Woman didn't tell firefighters her lover lived inside burning building

Photo: File image
Photo: File image
A woman didn't tell firefighters that her lover lived inside a burning Christchurch building because she didn't want her mother-in-law to know.

A day after the July 2016 fire at a dilapidated flat that had been converted from a former Christchurch ice-cream cone factory, the body of 66-year-old Stephen John Rayner was found.

Tanya Brazukas, a coroner later discovered, had been in a secret relationship with Rayner and had been living in the Rutherford St, Woolston, flat for nearly two months.

She had been seeing him regularly at the flat but also living with her mother-in-law in the main residential area at the front of the property.

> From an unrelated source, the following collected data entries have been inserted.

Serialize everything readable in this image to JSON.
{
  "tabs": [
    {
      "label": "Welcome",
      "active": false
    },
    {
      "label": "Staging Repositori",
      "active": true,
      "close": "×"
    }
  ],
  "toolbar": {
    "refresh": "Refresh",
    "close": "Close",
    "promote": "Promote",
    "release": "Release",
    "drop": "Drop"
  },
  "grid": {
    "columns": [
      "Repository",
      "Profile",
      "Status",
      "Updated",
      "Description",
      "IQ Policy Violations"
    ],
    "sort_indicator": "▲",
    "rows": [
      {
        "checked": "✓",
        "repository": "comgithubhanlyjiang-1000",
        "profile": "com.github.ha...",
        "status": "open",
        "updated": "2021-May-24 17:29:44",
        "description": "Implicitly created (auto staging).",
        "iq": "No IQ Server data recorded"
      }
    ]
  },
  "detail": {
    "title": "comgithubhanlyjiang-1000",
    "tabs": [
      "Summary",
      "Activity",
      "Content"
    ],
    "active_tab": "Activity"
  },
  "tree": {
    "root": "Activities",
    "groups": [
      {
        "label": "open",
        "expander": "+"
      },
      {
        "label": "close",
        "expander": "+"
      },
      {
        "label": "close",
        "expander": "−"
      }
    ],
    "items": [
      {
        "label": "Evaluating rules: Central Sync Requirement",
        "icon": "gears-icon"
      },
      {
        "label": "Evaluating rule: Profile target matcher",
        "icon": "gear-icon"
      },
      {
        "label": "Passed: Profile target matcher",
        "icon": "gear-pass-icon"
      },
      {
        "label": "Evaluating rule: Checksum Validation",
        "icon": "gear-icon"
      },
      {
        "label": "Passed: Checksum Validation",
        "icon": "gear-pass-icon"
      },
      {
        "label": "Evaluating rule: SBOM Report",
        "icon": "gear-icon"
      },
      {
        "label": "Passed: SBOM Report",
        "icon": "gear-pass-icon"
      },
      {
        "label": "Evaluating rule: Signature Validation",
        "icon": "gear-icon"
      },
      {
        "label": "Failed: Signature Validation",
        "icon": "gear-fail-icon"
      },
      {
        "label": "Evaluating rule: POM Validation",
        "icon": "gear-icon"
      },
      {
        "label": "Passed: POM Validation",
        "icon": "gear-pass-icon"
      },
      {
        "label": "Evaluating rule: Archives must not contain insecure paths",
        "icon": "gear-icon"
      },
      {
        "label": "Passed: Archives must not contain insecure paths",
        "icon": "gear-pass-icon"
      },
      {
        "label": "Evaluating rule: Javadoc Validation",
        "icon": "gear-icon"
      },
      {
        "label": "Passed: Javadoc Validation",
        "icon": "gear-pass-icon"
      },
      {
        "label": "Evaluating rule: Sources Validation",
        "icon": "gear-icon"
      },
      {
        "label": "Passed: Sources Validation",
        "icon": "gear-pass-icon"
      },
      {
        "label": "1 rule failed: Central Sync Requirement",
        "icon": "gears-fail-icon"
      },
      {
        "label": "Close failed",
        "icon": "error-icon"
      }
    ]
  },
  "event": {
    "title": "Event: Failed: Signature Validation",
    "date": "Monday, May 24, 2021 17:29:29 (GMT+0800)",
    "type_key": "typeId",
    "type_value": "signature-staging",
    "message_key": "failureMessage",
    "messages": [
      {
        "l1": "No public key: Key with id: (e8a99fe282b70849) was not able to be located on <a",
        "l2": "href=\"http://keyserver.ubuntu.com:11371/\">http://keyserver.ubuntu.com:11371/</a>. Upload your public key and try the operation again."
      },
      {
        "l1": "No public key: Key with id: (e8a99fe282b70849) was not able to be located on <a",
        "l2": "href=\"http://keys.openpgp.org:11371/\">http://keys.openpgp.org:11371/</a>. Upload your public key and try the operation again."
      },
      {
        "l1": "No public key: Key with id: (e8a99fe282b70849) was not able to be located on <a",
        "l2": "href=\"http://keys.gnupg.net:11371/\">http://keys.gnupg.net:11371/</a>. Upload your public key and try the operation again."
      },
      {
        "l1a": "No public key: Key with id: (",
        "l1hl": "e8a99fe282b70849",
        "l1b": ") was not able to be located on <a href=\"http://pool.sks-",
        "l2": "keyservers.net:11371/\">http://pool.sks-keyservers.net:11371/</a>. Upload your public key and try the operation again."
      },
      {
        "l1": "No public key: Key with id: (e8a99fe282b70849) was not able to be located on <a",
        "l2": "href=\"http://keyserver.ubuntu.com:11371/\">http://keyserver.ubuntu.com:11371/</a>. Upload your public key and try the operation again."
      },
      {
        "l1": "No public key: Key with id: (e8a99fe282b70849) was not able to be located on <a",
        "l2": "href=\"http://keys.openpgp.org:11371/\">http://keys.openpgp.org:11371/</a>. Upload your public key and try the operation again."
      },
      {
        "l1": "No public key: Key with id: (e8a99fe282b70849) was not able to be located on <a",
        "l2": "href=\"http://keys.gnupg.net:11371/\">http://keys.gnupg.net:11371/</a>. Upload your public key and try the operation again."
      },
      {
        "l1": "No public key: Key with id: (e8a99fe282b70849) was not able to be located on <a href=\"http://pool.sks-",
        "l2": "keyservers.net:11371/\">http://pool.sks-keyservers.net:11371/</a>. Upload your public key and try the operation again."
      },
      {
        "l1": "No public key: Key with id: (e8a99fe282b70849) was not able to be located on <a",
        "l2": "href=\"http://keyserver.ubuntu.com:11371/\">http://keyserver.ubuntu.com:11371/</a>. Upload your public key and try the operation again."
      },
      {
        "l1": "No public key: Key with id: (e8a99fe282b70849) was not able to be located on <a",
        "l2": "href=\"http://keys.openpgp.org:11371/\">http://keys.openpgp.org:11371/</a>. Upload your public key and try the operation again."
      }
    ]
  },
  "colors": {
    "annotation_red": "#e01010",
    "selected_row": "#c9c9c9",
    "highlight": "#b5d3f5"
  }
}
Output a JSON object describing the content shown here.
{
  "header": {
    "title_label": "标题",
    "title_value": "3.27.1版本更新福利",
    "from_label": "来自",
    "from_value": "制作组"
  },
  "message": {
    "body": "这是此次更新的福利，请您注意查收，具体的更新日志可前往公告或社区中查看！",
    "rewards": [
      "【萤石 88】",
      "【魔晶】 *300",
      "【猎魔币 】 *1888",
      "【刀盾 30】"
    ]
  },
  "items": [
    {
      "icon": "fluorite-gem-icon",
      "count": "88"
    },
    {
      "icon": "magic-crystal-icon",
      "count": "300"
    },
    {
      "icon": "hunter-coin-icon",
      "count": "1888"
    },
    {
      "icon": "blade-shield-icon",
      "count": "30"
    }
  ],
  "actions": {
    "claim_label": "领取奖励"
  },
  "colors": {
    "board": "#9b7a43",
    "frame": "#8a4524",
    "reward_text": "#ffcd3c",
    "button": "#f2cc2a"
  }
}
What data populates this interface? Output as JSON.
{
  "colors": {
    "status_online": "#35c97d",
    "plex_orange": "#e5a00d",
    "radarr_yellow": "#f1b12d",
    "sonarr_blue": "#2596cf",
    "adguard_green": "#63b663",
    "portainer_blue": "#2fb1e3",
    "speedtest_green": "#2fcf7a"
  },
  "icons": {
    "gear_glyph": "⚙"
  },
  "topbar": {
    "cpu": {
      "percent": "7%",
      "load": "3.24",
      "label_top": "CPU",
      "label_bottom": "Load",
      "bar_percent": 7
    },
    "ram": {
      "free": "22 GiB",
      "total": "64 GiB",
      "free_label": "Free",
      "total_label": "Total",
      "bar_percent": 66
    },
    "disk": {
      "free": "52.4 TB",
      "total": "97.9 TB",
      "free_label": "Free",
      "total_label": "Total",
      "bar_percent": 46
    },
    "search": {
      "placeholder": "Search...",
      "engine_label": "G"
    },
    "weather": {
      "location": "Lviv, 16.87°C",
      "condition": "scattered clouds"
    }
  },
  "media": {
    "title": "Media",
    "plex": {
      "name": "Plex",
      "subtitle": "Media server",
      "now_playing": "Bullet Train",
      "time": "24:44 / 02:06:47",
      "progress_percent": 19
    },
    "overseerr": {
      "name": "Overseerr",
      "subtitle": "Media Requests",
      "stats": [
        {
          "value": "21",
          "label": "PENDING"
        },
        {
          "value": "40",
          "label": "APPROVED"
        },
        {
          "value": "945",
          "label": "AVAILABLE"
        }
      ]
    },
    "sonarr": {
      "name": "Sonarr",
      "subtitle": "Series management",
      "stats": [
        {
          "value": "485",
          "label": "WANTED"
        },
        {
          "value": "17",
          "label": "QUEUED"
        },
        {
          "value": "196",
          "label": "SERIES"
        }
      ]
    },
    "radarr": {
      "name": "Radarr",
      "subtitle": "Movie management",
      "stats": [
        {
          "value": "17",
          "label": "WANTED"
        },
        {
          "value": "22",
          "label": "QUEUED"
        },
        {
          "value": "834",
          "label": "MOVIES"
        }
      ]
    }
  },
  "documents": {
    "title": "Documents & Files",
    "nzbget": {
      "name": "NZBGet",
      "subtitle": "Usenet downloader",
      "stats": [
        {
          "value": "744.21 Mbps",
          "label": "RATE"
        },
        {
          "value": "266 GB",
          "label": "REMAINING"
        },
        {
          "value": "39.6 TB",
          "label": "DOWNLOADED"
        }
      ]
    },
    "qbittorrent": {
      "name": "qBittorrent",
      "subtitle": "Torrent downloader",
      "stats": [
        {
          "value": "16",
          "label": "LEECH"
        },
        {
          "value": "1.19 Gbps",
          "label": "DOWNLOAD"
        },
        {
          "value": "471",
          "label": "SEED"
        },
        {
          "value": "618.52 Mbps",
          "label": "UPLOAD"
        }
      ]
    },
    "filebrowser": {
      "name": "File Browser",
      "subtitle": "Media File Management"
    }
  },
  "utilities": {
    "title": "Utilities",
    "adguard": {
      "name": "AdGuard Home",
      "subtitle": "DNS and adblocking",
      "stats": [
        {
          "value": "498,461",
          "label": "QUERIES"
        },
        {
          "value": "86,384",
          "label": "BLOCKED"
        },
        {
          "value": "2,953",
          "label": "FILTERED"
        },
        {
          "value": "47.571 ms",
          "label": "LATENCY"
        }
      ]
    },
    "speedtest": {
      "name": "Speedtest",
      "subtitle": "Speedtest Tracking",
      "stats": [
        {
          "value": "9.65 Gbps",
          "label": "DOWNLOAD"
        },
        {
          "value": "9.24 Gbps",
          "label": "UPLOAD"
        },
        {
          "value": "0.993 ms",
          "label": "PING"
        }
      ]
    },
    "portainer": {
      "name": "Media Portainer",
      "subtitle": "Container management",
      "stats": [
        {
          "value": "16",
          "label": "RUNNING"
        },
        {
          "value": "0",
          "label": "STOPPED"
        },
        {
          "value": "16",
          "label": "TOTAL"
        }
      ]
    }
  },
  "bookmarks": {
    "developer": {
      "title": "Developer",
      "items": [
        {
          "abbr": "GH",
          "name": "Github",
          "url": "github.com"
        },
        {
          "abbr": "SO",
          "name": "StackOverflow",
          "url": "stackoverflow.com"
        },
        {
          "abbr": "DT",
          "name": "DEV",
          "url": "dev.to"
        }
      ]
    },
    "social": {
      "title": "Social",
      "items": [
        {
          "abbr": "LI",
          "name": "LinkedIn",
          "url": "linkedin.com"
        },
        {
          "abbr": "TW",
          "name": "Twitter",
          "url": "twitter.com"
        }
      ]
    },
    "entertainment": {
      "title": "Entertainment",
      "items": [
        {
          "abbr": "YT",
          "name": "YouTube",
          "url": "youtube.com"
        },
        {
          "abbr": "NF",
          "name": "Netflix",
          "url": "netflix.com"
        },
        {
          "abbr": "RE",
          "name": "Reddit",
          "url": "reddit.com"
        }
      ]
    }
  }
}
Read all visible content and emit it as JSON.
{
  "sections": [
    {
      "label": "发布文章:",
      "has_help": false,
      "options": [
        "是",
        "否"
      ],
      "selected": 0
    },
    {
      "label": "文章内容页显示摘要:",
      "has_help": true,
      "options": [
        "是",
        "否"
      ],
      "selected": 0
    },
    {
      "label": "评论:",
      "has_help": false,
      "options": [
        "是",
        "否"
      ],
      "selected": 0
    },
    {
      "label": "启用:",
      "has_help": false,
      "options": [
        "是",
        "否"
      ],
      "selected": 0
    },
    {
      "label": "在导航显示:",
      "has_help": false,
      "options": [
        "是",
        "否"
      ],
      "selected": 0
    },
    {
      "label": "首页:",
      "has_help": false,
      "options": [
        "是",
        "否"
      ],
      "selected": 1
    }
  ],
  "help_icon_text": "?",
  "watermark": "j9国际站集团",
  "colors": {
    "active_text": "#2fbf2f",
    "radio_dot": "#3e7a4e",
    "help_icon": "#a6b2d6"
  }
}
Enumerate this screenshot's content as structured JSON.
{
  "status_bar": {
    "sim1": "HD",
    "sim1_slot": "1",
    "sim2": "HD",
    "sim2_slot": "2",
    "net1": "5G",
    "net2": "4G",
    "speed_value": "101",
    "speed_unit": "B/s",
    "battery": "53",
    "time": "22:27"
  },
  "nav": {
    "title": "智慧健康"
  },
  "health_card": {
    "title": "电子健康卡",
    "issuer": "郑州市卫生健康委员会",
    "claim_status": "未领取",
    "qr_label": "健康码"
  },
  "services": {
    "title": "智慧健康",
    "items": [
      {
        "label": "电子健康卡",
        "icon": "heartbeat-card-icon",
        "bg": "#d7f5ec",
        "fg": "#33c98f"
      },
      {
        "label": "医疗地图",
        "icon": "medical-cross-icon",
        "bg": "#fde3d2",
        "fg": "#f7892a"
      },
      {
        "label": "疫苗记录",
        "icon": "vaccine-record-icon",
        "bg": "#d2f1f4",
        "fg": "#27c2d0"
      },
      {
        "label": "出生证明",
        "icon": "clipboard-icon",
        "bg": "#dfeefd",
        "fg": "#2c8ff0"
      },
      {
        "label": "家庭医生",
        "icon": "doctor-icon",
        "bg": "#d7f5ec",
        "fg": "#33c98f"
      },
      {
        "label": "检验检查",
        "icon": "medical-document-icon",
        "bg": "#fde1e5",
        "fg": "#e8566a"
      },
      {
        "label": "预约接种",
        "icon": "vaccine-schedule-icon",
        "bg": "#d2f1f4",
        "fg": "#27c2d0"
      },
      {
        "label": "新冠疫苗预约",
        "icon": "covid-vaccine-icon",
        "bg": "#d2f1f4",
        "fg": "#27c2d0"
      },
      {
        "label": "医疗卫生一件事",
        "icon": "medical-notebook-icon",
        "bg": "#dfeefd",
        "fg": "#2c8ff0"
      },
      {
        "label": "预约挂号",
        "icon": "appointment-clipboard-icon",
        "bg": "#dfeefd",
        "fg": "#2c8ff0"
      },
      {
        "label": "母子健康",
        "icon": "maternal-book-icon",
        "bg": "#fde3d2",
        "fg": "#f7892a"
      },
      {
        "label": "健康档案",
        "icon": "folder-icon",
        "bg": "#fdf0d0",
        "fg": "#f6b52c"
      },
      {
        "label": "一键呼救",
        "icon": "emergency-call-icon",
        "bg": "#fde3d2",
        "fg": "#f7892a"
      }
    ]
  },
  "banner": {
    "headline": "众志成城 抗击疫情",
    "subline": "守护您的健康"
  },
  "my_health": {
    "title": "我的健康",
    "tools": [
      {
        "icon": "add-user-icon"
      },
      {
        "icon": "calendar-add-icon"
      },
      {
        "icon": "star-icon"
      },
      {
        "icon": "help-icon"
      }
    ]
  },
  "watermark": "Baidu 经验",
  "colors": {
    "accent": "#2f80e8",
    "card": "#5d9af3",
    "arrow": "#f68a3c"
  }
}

"She said she did not tell her mother-in-law […] about the relationship with Mr Rayner or the fact that he was living in the flat because, at the time, she (Ms T Brazukas) was still married to Ms [Gail] Brazukas' son," a coroner's report released this month says.

A police investigation into Rayner's death concluded no foul play and Coroner Anna Tutton now concluded that he died from the effects of fire after taking multiple sedative prescription drugs.

The fire broke out early on July 27, 2016, with emergency services getting the first call at 6.10am.

Two members of the public broke into the house and roused Tanya and Gail Brazukas who she lived with in the front of the large property.

"Both occupants advised that no one else was in or on the property," the coroner's report says.

Firefighters put out the blaze but it wasn't until the following day when dampening down the scene that they found Rayner's remains.

When spoken to by Police initially, Tanya Brazukas lied about her relationship with Rayner and did not tell them she had been living at the flat or that she had been there with him on the evening of the fire.

The coroner's report says that Rayner had made a bed out of cushions in the locker room of the flat.

He used candles and a gas cooker and had recently told Brazukas that he had accidentally set himself on fire with the cooker.

The night before his death, the pair were at Woolston Tavern and, just before they left, Rayner took "about five little pills", which she believed to be halcion (triazolam) tablets.

When they got back to the flat, they had a couple of drinks and smoked together.

They used a candle for light and the gas cooker for warmth.

The two arranged to meet up the following morning and, when Brazukas left about 9pm, Rayner was in his bed, with the candle and cooker going.

Several witnesses reported to police that, at the time of the fire, they heard a male voice calling for help. The voice appeared to be coming from the rear of the property, then stopped.

Brazukas told police that, when she and her mother-in-law were "being rushed out of the house" at the time of the fire, someone asked whether there was anyone in the house and she said there was someone at the back, but she didn't think anyone heard her.

She said that once she got outside and saw that the flat "was gone", she knew no one could survive the fire.

She said she hoped Rayner had made it out, and she knew that no one would be able to check whether or not he was in there.

A fire investigator identified a number of possible causes, including that had been "deliberately lit by persons unknown"; accidental fire caused by smoking products, candle or gas cooker; or caused by the make-shift electrical supply.